Handling Non-US-ASCII characters
If you want to use characters in your sketch that do not belong to the standard
US-ASCII character set, then you must take care about the encoding of these
Without the steps described below, you will notice that Visual Micro will
translate all foreign characters into the same three byte sequence 0xef 0xbf 0xbd.
Examples for such characters are German umlauts like Ä, Ö, Ü, or cyrillic
letters like Б.
Some Basics About Character Encoding
The binary representation for characters used in the (US-) English language
are standardized in the ASCII Standard. For all other characters and symbols,
there are several standards, one of the most common are Unicode, Windows CP1252 and UTF-8.
The gcc compiler that is used with Arduino supports UTF-8 encoding only.
UTF-8 and US-ASCII are identical for the lower 127 codes, so you don't have to
worry about character encoding if you stay with these codes and characters like
'a' to 'z', numbers etc.
For detailed information about character encoding, see the "See also" section
at the end of this page.
Specifying a character encoding
If you want to use Non-ASCII characters in your source files, then you
must first tell your IDE to be save source files in UTF-8 encoding. You can do
this by choosing "File > Save As" for every source
file and click on the down arrow
of the "Save" button, then choose "Save With Encoding..."
(You can simply overwrite existing files).
After choosing this menu item, you will see the Encoding Selection Window:
Choose "Unicode (UTF-8 with signature) - Codepage
65001" in the "Encoding" combo box, like shown
Leave the "Line endings" box unchanged.
After saving your source file(s) with this method you will be able to use
foreign characters in your sketch.
Caveats with UTF-8
Using UTF-8 encoded strings in your sketch is not as simple as it seems.
US-ASCII characters fit within one byte, but characters above the first 127
codes in UTF-8 need
two or even up to four bytes.
The following function call shall return a string's length.
It returns 2
(the length in bytes) but not 1 (the length in characters):
int stringLength = strlen( "Ä" );
because the character "Ä" requires 2 bytes in UTF-8.
Also, the following code will not work as expected:
char mystring = "Привет мир!"
if( mystring == 'Ж' ) ...
mystring represents one byte, but the cyrillic characters require
two bytes in UTF-8. The '==' operation only compares one byte (one char) and,
therefore, it will return true, although 'П' and 'Ж' are different characters,
because they have the same code in common for their first byte.
To handle UTF-8 encoded strings correctly, you will have to use special libraries or write
your own. If you only use strings to pass them over to a peripheral device or to
send them back via Serial.xxx functions, then you can use regular string
Does your peripheral talk UTF-8?
If you send UTF-8 encoded strings to peripherals, e.g. an LCD display, then you
must first check whether it understands UTF-8.
Many peripheral devices like 2- or 4-row alphanumeric LCD displays often have
their very own character set which only matches ASCII and UTF-8 for the lower,
common 127 codes.
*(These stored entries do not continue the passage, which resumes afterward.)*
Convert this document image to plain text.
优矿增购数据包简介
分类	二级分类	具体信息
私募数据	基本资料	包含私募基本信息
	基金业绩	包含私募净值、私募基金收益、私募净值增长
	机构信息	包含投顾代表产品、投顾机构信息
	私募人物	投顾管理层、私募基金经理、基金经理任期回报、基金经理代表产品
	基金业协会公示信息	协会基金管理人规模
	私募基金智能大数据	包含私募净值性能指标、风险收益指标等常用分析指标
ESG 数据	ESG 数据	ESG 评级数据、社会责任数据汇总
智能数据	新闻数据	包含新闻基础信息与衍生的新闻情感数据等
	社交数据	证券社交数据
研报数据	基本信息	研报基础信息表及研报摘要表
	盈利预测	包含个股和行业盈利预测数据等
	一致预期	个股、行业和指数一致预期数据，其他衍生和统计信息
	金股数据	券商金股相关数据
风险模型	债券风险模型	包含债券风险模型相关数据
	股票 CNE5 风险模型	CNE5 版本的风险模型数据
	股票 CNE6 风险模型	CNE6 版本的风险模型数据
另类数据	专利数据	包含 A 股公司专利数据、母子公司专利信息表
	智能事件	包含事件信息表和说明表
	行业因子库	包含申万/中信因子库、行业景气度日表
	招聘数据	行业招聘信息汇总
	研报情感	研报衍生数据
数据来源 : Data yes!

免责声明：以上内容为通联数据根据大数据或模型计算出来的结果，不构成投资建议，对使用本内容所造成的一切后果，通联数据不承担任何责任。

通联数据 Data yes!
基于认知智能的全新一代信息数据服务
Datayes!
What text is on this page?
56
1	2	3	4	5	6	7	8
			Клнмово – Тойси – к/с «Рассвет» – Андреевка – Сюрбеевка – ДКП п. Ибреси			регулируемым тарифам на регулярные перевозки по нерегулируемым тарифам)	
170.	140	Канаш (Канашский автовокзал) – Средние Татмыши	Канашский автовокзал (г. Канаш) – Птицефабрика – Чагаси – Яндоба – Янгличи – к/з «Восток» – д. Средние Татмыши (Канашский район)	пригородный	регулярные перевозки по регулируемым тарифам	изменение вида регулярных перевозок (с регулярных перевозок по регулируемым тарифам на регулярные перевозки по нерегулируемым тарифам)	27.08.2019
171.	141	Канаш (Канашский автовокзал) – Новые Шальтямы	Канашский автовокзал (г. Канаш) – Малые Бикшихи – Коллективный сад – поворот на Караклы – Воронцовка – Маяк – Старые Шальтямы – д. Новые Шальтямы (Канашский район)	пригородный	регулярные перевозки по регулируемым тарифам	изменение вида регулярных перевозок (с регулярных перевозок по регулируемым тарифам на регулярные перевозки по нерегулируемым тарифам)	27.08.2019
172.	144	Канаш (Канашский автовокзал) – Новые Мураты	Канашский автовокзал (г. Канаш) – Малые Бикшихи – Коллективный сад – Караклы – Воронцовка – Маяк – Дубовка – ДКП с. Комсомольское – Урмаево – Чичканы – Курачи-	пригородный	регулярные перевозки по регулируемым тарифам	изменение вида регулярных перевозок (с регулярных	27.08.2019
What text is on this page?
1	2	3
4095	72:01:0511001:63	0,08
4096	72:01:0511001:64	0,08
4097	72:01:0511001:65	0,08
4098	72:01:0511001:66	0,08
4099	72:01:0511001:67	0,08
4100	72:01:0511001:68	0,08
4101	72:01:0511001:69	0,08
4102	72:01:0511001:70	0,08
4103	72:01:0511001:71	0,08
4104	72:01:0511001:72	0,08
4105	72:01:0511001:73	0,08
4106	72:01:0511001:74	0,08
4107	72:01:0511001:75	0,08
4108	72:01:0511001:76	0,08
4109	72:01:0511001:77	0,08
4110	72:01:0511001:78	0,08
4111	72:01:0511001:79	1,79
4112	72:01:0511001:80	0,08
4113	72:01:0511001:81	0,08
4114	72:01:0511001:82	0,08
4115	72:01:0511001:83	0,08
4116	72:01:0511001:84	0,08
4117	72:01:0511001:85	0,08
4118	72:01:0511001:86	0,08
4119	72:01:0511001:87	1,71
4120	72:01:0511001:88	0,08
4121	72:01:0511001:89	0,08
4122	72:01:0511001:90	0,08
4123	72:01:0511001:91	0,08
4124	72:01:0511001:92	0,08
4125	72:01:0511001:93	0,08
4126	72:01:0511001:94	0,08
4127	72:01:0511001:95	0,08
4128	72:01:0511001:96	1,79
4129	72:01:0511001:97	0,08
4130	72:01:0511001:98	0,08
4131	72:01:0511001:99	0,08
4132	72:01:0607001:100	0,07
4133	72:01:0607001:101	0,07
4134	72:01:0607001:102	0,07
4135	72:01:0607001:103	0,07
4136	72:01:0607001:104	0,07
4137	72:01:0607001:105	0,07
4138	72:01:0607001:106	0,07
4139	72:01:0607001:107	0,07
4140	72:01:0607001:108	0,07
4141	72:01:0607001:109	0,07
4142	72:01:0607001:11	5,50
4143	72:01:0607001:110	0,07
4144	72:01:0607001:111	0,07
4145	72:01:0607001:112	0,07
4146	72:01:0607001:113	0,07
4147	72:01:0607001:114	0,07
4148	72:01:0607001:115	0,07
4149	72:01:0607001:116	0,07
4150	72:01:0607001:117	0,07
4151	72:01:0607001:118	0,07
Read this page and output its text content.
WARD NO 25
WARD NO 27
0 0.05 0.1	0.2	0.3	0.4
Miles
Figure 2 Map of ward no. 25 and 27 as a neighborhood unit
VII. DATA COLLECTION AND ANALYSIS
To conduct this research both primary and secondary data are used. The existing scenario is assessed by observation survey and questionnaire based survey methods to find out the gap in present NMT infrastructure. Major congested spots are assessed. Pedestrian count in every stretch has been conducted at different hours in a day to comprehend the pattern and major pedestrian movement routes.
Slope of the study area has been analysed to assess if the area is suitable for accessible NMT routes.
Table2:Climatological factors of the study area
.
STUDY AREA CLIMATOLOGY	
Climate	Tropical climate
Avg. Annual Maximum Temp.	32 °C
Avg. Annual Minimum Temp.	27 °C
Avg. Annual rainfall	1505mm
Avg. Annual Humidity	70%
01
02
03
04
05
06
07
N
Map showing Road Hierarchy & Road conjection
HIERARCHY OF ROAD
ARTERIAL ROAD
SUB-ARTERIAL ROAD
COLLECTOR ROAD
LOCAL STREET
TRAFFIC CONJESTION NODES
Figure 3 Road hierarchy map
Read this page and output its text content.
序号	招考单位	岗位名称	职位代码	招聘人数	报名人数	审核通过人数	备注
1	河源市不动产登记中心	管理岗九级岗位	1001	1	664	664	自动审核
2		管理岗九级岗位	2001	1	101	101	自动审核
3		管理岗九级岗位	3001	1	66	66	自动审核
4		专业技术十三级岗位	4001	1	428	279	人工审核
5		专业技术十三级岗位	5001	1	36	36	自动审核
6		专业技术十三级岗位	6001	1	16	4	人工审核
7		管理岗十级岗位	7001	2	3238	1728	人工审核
In such cases, it is not enough to use UTF-8 strings, you have
to write your very own code, that compares UTF-8 to the peripheral device's
Single byte alternatives
Although the gcc compiler used by Arduino only understands UTF-8, you can trick
it by using hex codes for your special characters. In that way, you can use any
one-byte character encoding you like, like Windows codepage 1252.
Example: The German character 'ö' has character code 0xf6 in Windows-1252.
Therefore, you can write the German string "Hallöchen" as:
char greeting = "Hall" "\xf6" "chen";
The hex character "\xf6" and the rest of the
string are written in separate string literals (in "" pairs), otherwise
the compiler would see "\xf6c" which would result in an error. "string1"
"string2" in C++ is equivalent to "string1string2".
This is not practical for languages like Russian, where the entire
alphabet consists of "special characters", but it could be a more convenient way for languages like French or German, where most of the letters are encodable in
The main benefit of one-byte encoding is that you can use all common string and
character handling methods and functions and you will not run into effects like
those shown above.
However, also with one-byte encoding, you are responsible for proper character
handling with your peripheral devices like keyboards and displays.